L’insegnamento di questa storia è comunque chiaro: una banca troppo grande per fallire le Autorità preposte faranno di tutto per salvarla, per le altre, tanto più se tra la clientela annoverano persone e imprese che una normale banca, considera non bancabili, si farà pesare, senz’altra considerazione, la scure dei bilanci.

Questo libro ha la pretesa di rendere testimonianza di una buona idea, sostenuta da tante persone e imprese di buona volontà, interrotta troppo presto e finita in un gioco più grande di lei. Lasciando il territorio più povero e con meno risorse a disposizione, nel silenzio generale.

Perché, come ricorda il prof.

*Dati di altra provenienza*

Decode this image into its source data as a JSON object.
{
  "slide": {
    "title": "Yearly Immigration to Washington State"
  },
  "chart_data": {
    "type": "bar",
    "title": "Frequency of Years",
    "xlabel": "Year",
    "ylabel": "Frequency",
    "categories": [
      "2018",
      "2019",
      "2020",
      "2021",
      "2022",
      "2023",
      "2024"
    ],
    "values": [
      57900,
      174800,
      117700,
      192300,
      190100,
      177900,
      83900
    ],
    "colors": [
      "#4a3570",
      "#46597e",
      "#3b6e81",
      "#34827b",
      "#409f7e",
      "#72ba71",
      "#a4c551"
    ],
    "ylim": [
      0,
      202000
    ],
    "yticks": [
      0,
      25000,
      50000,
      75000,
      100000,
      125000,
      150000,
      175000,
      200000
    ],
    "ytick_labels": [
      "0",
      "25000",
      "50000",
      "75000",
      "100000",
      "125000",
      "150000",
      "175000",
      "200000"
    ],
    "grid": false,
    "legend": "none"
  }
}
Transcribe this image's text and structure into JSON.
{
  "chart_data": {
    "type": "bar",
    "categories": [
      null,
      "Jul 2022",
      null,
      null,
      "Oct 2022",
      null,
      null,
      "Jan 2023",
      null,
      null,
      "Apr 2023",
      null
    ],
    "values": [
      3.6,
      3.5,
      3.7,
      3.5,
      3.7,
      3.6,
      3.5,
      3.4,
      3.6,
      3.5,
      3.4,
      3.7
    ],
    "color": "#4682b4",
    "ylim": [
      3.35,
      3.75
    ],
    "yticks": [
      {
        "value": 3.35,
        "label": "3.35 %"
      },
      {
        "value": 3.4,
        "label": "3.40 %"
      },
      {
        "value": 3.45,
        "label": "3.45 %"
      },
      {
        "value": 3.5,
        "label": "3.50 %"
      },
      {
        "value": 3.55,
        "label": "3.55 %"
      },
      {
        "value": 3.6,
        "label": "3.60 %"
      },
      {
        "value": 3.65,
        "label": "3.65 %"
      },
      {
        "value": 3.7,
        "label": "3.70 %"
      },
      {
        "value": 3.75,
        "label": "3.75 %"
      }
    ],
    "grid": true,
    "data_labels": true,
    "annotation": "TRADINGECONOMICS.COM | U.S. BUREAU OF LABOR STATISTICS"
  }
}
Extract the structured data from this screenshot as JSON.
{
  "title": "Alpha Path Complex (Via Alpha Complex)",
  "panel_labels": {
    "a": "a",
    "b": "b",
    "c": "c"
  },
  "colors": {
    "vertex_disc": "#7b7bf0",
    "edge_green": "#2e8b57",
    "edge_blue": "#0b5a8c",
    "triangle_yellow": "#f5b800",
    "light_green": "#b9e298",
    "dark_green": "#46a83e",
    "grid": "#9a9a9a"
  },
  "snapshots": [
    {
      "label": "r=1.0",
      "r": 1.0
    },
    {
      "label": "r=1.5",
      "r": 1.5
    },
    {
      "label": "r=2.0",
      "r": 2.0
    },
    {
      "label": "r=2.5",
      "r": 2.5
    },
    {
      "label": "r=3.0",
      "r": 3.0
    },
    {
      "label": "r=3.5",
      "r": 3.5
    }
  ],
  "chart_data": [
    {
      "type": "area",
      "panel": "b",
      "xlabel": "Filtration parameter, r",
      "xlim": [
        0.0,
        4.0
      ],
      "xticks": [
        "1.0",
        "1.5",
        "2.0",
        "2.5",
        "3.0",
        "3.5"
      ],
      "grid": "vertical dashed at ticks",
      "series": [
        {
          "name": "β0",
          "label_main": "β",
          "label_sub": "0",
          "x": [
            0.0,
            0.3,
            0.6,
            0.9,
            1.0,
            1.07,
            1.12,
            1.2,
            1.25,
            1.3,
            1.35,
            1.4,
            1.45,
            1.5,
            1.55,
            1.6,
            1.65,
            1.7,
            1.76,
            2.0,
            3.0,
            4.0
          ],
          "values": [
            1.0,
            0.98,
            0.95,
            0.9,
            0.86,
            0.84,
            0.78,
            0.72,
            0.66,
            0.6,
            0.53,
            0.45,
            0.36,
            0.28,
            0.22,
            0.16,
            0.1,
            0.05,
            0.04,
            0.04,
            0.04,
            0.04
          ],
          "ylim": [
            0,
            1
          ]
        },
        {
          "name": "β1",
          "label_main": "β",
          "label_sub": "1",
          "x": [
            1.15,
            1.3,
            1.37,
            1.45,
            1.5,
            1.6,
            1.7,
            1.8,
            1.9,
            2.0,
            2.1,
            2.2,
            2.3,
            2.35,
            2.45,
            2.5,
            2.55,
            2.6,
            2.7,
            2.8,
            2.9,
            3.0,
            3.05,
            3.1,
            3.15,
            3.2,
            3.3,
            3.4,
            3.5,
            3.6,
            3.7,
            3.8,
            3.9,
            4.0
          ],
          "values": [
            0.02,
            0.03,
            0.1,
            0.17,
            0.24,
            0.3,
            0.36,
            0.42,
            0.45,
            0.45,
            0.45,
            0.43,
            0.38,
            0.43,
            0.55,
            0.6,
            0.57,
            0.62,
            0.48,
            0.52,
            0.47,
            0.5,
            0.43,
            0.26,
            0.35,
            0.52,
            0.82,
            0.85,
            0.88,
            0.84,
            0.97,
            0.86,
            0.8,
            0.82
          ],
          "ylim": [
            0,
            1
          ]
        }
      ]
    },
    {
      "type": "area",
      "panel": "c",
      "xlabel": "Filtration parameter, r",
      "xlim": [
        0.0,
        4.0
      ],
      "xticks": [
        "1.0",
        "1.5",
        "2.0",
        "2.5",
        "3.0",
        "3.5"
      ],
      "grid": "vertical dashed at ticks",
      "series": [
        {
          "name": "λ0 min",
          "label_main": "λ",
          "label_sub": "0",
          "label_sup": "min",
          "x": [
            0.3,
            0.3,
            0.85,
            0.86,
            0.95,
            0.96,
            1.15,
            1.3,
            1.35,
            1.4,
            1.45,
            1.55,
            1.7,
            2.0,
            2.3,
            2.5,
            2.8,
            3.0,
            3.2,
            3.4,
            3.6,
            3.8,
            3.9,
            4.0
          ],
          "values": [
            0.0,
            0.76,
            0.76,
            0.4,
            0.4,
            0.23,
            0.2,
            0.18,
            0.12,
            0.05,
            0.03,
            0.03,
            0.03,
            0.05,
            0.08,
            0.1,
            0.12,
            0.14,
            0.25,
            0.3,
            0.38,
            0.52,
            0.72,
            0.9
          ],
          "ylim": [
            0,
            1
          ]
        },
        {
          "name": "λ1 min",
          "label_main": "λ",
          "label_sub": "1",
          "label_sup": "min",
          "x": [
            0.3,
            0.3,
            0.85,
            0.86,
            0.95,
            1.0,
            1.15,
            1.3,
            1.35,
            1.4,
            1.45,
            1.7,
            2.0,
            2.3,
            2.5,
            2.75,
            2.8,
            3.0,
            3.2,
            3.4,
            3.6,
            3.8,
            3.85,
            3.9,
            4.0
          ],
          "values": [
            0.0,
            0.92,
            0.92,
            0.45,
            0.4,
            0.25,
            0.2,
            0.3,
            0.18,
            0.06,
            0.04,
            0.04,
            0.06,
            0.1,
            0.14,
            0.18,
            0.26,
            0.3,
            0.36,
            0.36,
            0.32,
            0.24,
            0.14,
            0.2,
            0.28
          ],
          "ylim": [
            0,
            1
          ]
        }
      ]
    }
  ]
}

Zamagni nella sua prefazione, si dimentica troppo spesso che l’idea fondativa del Monte di Pietà, che precede la finanza etica, era proprio che "il credito va concesso al povero perché questi possa essere aiutato ad uscire dalla sua condizione e a chi ha progetti da realizzare".

Zamagni poi conclude con una domanda tuttora aperta: a chi spetta definire l’obiettivo rispetto al quale misurare l’efficienza della performance economica di un soggetto ?

Aggiungiamo noi: perché mai devono esistere solo grandi gruppi bancari e vanno applicate le stesse regole a tutti, senza nessun riguardo per il diverso ruolo economico e sociale che svolgono ?

Eticredito non c’è più, ma le domande, in attesa di risposte, restano ancora valide. Ma un fatto è certo: oggi, siamo tutti più poveri.